Arrestos en bases del ejército generan preocupación sobre la cooperación con ICE

Los expertos advierten que los incidentes en una base del ejército estadounidense podrían violar las leyes, ya que los agentes de inmigración atacan a los conductores civiles en lo que parece ser un esfuerzo coordinado.
Francisco Galicia, ciudadano estadounidense, se encontró paseando por una gélida celda con paredes de cemento en Fort Hunter Liggett, una vasta base ejércita a 160 millas al sur de San Francisco, un viernes por la noche en enero. Junto con otros seis hombres que compartieron historias inquietantemente similares sobre sus arrestos, Galicia se dio cuenta de que todos habían quedado atrapados en lo que parecía ser una trampa coordinada.

Los incidentes en la base del ejército han encendido las alarmas entre expertos y legisladores, quienes advierten que dicha coordinación entre las autoridades de inmigración y el ejército podría violar las leyes estadounidenses que prohíben el uso de las fuerzas armadas para el cumplimiento de la ley nacional. ICE ha negado cualquier coordinación ilegal, pero los detalles de los arrestos han hecho poco para calmar las preocupaciones.
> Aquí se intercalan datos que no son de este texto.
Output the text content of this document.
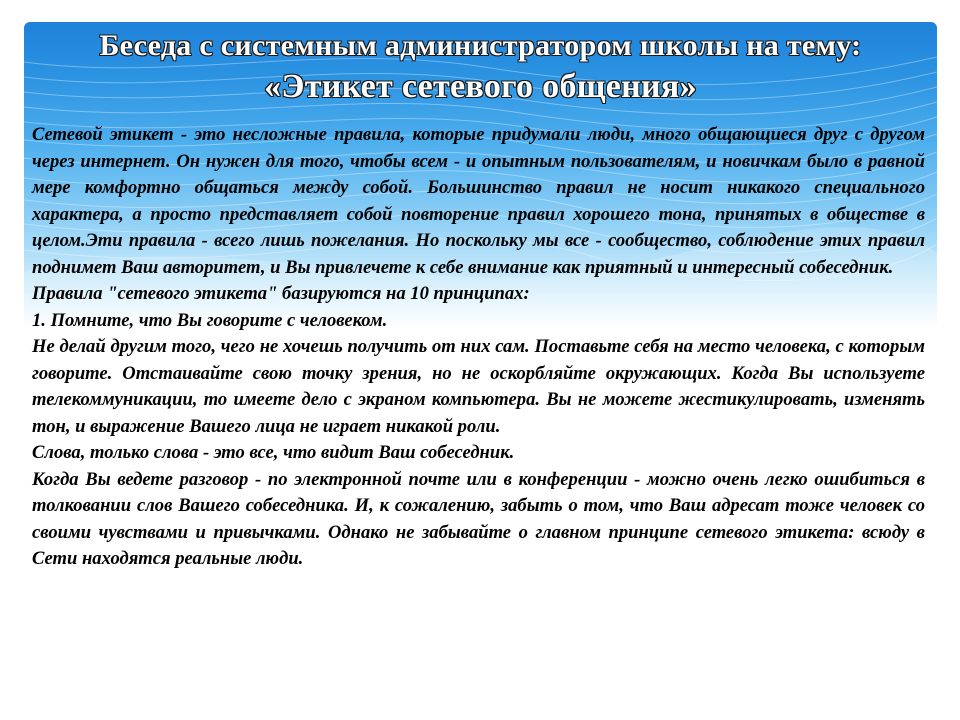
Беседа с системным администратором школы на тему:
«Этикет сетевого общения»

Сетевой этикет - это несложные правила, которые придумали люди, много общающиеся друг с другом через интернет. Он нужен для того, чтобы всем - и опытным пользователям, и новичкам было в равной мере комфортно общаться между собой. Большинство правил не носит никакого специального характера, а просто представляет собой повторение правил хорошего тона, принятых в обществе в целом.Эти правила - всего лишь пожелания. Но поскольку мы все - сообщество, соблюдение этих правил поднимет Ваш авторитет, и Вы привлечете к себе внимание как приятный и интересный собеседник.

Правила "сетевого этикета" базируются на 10 принципах:

1. Помните, что Вы говорите с человеком.

Не делай другим того, чего не хочешь получить от них сам. Поставьте себя на место человека, с которым говорите. Отстаивайте свою точку зрения, но не оскорбляйте окружающих. Когда Вы используете телекоммуникации, то имеете дело с экраном компьютера. Вы не можете жестикулировать, изменять тон, и выражение Вашего лица не играет никакой роли.

Слова, только слова - это все, что видит Ваш собеседник.

Когда Вы ведете разговор - по электронной почте или в конференции - можно очень легко ошибиться в толковании слов Вашего собеседника. И, к сожалению, забыть о том, что Ваш адресат тоже человек со своими чувствами и привычками. Однако не забывайте о главном принципе сетевого этикета: всюду в Сети находятся реальные люди.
"Nos enganchamos", dijo Galicia, un ciudadano estadounidense, al relatar su experiencia. El joven de 23 años había llegado a la base sin darse cuenta de la trampa que le esperaba. "Fue sólo una parada de tráfico de rutina y luego apareció la inmigración".
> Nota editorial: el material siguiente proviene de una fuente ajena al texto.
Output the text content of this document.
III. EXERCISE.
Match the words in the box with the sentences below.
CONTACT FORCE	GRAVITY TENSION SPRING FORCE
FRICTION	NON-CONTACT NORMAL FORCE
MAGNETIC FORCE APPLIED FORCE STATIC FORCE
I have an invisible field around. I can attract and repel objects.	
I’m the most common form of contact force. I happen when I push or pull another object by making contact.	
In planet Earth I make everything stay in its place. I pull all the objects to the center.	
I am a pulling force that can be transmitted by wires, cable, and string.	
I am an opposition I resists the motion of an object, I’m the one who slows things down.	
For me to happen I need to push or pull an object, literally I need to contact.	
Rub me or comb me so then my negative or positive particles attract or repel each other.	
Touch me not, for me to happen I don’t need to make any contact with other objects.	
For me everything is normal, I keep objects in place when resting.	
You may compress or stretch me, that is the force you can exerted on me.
Los casos resaltan la creciente intersección entre las autoridades de inmigración y el ejército estadounidense, una dinámica que ha planteado cuestiones éticas y legales. Si bien los militares han desempeñado durante mucho tiempo un papel en la seguridad fronteriza, la participación de agentes de inmigración en bases ejército es un hecho más reciente y preocupante, según los expertos.
"Este es un precedente muy peligroso", dijo Ur Jaddou, director de DHS Watch, un grupo de defensa no partidista. "Es una violación de la Ley Posse Comitatus, que prohíbe utilizar al ejército para hacer cumplir la ley en el país".
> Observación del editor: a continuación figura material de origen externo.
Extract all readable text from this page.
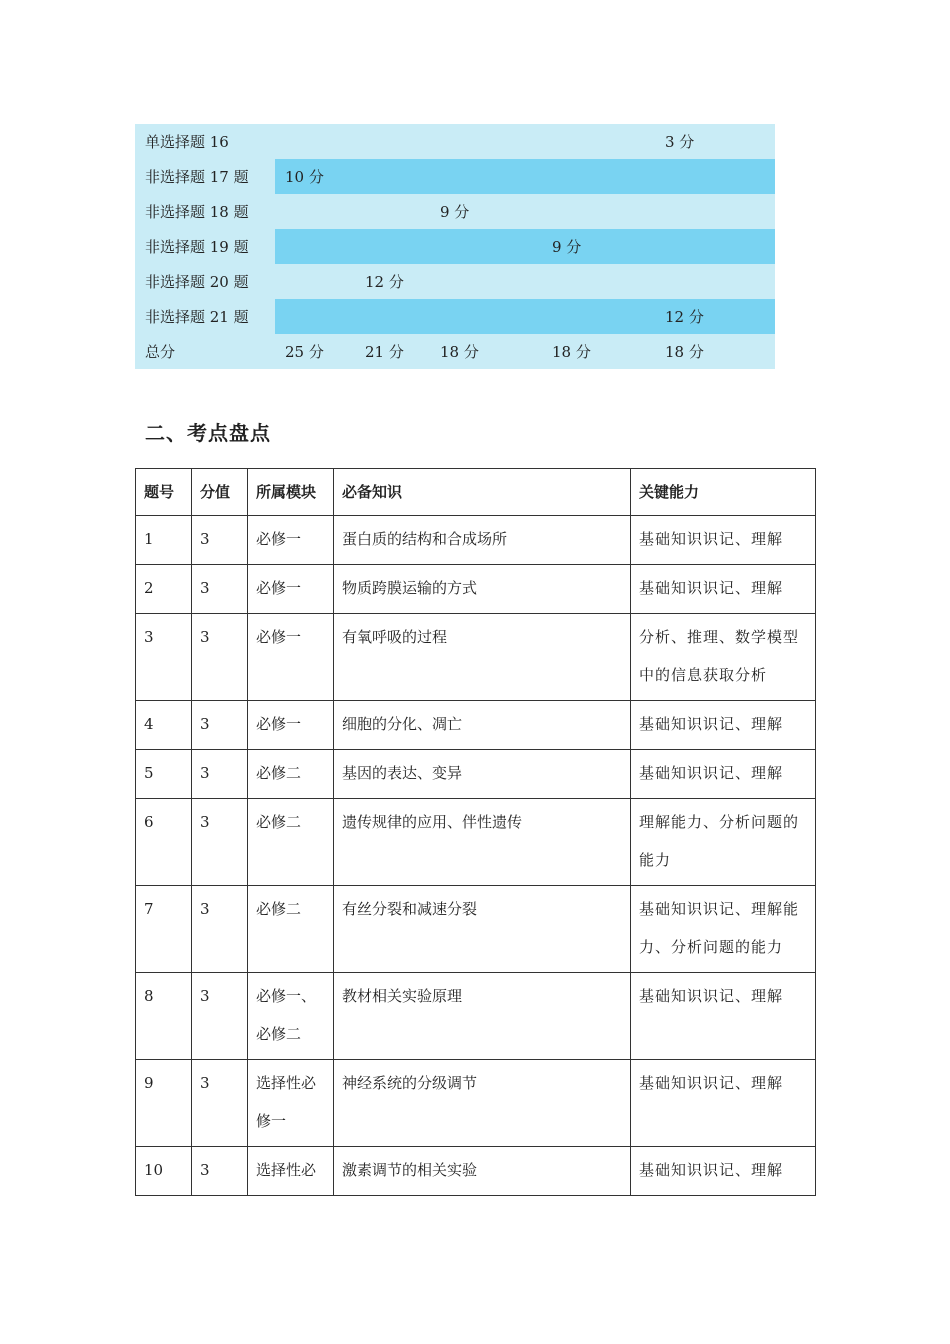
单选择题 16					3 分
非选择题 17 题	10 分				
非选择题 18 题			9 分		
非选择题 19 题				9 分	
非选择题 20 题		12 分			
非选择题 21 题					12 分
总分	25 分	21 分	18 分	18 分	18 分
二、考点盘点
题号	分值	所属模块	必备知识	关键能力
1	3	必修一	蛋白质的结构和合成场所	基础知识识记、理解
2	3	必修一	物质跨膜运输的方式	基础知识识记、理解
3	3	必修一	有氧呼吸的过程	分析、推理、数学模型中的信息获取分析
4	3	必修一	细胞的分化、凋亡	基础知识识记、理解
5	3	必修二	基因的表达、变异	基础知识识记、理解
6	3	必修二	遗传规律的应用、伴性遗传	理解能力、分析问题的能力
7	3	必修二	有丝分裂和减速分裂	基础知识识记、理解能力、分析问题的能力
8	3	必修一、必修二	教材相关实验原理	基础知识识记、理解
9	3	选择性必修一	神经系统的分级调节	基础知识识记、理解
10	3	选择性必	激素调节的相关实验	基础知识识记、理解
Los arrestos en la base del ejército también han llamado la atención de los legisladores, que exigen respuestas y piden investigaciones sobre la posible colaboración entre ICE y el ejército. El representante Joaquín Castro, un demócrata de Texas, ha expresado su preocupación por los incidentes, afirmando que "plantean serias dudas sobre la cooperación entre las autoridades migratorias y los militares".
A medida que se siguen explorando las implicaciones legales y éticas de estos arrestos, las experiencias de individuos como Francisco Galicia sirven como un recordatorio aleccionador de las posibles consecuencias de desdibujar las líneas entre las autoridades de inmigración y los militares estadounidenses.